"Ümitvar olunuz, şu istikbal inkılâbı içinde en yüksek gür sada İslâm'ın sadası olacaktır."

Piyasalar

Hacerülesved nedir, ne değildir?

Süleyman KÖSMENE
14 Ocak 2019, Pazartesi
Arif Kır: “Hazret-i Ömer’in, ‘Sen zararı ve faydası olmayan bir taşsın” dediği Hacerülesved hakkında Üstadımız “şehadetlerini Hacerü’l-Esvede muhafaza için tevdi ettirir.” der. Bu iki yaklaşımı nasıl telif edebiliriz?”

TAVAFIN SÜNNETİDİR  

Hacerülesved Kâbe’nin doğu köşesinde bulunan, Kâbe’yi tavafa başlarken öpülmesi sünnet olan bir taştır. Kâbe’nin mabet olma özelliğinin rüknü değildir. Yani Hacerülesved olmazsa Kâbe mabet olma özelliğinden bir şey kaybetmez. Belki Cennet’i temsil ediyor. Belki hacda sünneti temsil ediyor. Belki tavaf başlangıcını temsil ediyor. Hüküm olarak sünnettir. Farz değildir. Dolayısıyla haccın da, tavafın da rüknü değildir. Hacerülesved olmadığında tavaf başlangıçsız kalmaz. Yine doğu köşesinden başlar.

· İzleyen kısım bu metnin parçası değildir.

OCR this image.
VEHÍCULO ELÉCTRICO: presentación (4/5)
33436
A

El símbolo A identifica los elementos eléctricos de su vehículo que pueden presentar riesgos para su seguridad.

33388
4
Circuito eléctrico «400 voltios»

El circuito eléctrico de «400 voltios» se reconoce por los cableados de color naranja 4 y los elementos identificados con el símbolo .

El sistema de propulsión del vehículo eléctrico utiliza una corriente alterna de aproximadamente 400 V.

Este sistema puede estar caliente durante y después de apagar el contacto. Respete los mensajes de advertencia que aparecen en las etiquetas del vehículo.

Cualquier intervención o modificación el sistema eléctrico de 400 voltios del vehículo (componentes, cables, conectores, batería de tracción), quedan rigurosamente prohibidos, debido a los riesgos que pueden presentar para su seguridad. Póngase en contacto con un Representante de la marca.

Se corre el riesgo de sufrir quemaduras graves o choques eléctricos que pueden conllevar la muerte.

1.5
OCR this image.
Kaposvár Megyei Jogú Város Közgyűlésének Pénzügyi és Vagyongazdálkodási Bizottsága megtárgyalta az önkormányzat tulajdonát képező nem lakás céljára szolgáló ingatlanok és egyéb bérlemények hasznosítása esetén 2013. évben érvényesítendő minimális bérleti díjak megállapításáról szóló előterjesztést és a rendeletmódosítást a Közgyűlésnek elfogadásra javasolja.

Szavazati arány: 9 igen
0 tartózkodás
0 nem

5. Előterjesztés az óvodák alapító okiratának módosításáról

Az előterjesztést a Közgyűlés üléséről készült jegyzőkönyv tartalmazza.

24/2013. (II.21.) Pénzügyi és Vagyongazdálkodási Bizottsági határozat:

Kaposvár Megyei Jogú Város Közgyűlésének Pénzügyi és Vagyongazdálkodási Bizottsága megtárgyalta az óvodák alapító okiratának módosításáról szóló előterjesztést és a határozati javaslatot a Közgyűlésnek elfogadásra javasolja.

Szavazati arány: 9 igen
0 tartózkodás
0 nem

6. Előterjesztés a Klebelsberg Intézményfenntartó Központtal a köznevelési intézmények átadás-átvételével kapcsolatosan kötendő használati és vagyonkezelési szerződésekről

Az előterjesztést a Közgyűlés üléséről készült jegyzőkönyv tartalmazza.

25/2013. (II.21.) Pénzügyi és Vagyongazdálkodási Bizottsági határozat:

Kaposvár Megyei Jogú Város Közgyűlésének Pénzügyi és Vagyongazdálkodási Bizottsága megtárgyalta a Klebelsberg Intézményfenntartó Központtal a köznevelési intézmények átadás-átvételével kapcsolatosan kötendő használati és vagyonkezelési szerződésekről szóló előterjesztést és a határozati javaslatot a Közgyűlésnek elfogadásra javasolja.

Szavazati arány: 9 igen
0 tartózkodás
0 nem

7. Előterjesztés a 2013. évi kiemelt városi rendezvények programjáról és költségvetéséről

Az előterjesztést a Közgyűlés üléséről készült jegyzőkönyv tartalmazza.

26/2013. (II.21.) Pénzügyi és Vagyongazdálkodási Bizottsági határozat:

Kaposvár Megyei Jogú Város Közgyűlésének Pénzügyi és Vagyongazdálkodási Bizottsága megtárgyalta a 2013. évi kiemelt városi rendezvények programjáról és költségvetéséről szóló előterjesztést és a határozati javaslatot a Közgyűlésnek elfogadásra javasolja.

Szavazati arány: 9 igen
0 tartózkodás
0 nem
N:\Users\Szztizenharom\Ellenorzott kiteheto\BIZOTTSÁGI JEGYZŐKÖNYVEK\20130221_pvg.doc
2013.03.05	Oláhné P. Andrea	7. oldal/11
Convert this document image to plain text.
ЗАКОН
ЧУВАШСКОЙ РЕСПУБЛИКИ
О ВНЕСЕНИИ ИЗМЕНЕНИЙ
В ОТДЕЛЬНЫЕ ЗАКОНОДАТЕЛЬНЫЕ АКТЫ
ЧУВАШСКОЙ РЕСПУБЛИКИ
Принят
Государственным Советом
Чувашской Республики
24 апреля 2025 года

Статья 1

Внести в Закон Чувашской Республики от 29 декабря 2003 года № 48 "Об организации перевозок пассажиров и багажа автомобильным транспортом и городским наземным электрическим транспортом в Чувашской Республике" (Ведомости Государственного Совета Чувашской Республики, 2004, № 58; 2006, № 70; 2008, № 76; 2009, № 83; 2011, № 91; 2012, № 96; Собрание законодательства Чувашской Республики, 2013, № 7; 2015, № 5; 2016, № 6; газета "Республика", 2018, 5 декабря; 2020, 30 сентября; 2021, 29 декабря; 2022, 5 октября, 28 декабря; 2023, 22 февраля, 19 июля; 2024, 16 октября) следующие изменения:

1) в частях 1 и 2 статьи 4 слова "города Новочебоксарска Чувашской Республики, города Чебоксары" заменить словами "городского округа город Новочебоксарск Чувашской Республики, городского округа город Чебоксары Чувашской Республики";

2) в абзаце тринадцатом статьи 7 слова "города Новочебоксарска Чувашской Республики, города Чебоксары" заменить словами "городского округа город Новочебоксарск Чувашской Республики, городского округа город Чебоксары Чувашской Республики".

Hacerülesvede tevhid inancını örseleyecek ölçüde mübalâğalı bir kudsiyet izafe etmekten sakınmalıdır. Sünnet ölçüsünü aşmamalıdır. Hazret-i Ömer’in ifade ettiği husus budur. Çünkü esas olan tevhid inancıdır. Taşa toprağa kudsiyet verme geçmişte insanları yoldan çıkardı ve şirke sapladı. Esasen Hazret-i Ömer kendisi şirk riskini çok yakından bildiği için Hacerülesvedi öperken tepkisini de esirgememiştir. Çünkü Hacerülesvedin bulunduğu aynı mekân yüz yıllardır putperestliğe sahne olmuştur.

Günümüzde böyle bir tehlike söz konusu değildir. İslâm ümmeti bin dört yüz yıldır bu konuda sınavını iyi vermiştir. Hacerülesvedi sünnet olarak öptüğü halde şirke girmemiştir. Bazen bu köşe insanların birbirini ezme derecesinde öpme seanslarına sahne olmasına rağmen, insanlar bunu sünnet olarak yapma bilincini hep korumuştur. Esasen izdihamlara karşı din-i mübin tevhid inancına uygun şekilde çözümünü de sunmuştur: İzdihamlı zamanlarda insan ezmek yerine uzaktan selâmlama da yeterlidir ve daha makbuldür.

Öte yandan Hacerülesvedi öpmenin sünnet oluşunun bir hikmeti de, kim bilir Müslümanların tevhid inancını sınamak olmasın? Sadece sünnette mi kalacaklar, yoksa daha ileri gidip şirke mi düşecekler? Böyle bir sınama ibadetin maksadına da, hikmetine de uygundur.

YERYÜZÜNÜN KAYDEDİCİ ÖZELLİĞİ 

Bununla beraber Bediüzzaman Hazretlerinin “şarkta namaz kılanın başını Hacerü’l-Esved’in altına koydurur ve şehadetlerini Hacerü’l-Esved’e muhafaza için tevdi ettirir.” 1 cümlesinde sünnet ölçüsünü aşan ve Hazret-i Ömer’in sözlerini geçen bir mübalâğa yoktur.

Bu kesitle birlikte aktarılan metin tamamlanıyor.